Ah. So you are not talking about Rust as it exists today, but about some other, hypothetical, language that may also exist.
Fair enough, but how is that hypothetical language is relevant to our discussion here?
Is there an RFC or some discussion that seriously propose to extend Rust in that direction?
You assume that you may have your cake and eat it too… but why are you even sure that may work?
Today, in a Rust as it exists today typeid can ignore lifetimes precisely because Any have that : 'static bound.
Internally Any uses typeid to distinguish types, but because of that bound we can be sure that types that are different stay different when compared via typeid.
If you remove : 'static bound then the question of whether having typeid that's no longer distinguishes between lifetimes is enough is immediately raised.
But that's the central question of the whole exercise: when language is extended, in some way, the most important part is sequence that connects that extension to the “business need”, something requirement that one may want or need, that's expressible in a layman terms – and then series of decisions that connect your obscure language extensions to these.
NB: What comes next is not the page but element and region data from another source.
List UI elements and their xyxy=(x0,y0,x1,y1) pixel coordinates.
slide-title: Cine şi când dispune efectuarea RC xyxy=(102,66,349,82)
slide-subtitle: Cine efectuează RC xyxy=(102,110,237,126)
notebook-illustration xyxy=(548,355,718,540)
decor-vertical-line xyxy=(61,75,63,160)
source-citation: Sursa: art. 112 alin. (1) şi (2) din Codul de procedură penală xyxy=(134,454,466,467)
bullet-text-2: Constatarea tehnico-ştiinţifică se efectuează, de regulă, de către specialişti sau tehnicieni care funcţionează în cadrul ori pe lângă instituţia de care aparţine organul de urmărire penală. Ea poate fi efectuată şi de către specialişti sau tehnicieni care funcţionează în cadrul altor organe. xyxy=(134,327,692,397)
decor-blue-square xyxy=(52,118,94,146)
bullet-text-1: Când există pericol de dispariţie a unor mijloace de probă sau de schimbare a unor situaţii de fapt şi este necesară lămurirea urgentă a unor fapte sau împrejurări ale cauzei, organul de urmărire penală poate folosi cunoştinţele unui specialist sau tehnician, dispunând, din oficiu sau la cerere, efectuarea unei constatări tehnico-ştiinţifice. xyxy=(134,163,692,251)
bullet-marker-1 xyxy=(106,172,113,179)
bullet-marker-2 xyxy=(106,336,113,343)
Otherwise it's way too easy to invent some busy work with no real benefit. Your proposal, essentially, would make shared references permitted in such Any type but uniique references illegal. And closures with references would all be receiving 'static references (which definitely reduces their usability). Is it really the good solution? Is it useful?
We don't know till we would see some concrete examples. Because we start with the requirement that Any: 'static doesn't work for us and then, immediately, turn around and slap extra : 'static requirements in a different place… have we actually solved anything? Have we actually made something worthwhile possible… or have we just made language more complicated for no good reason?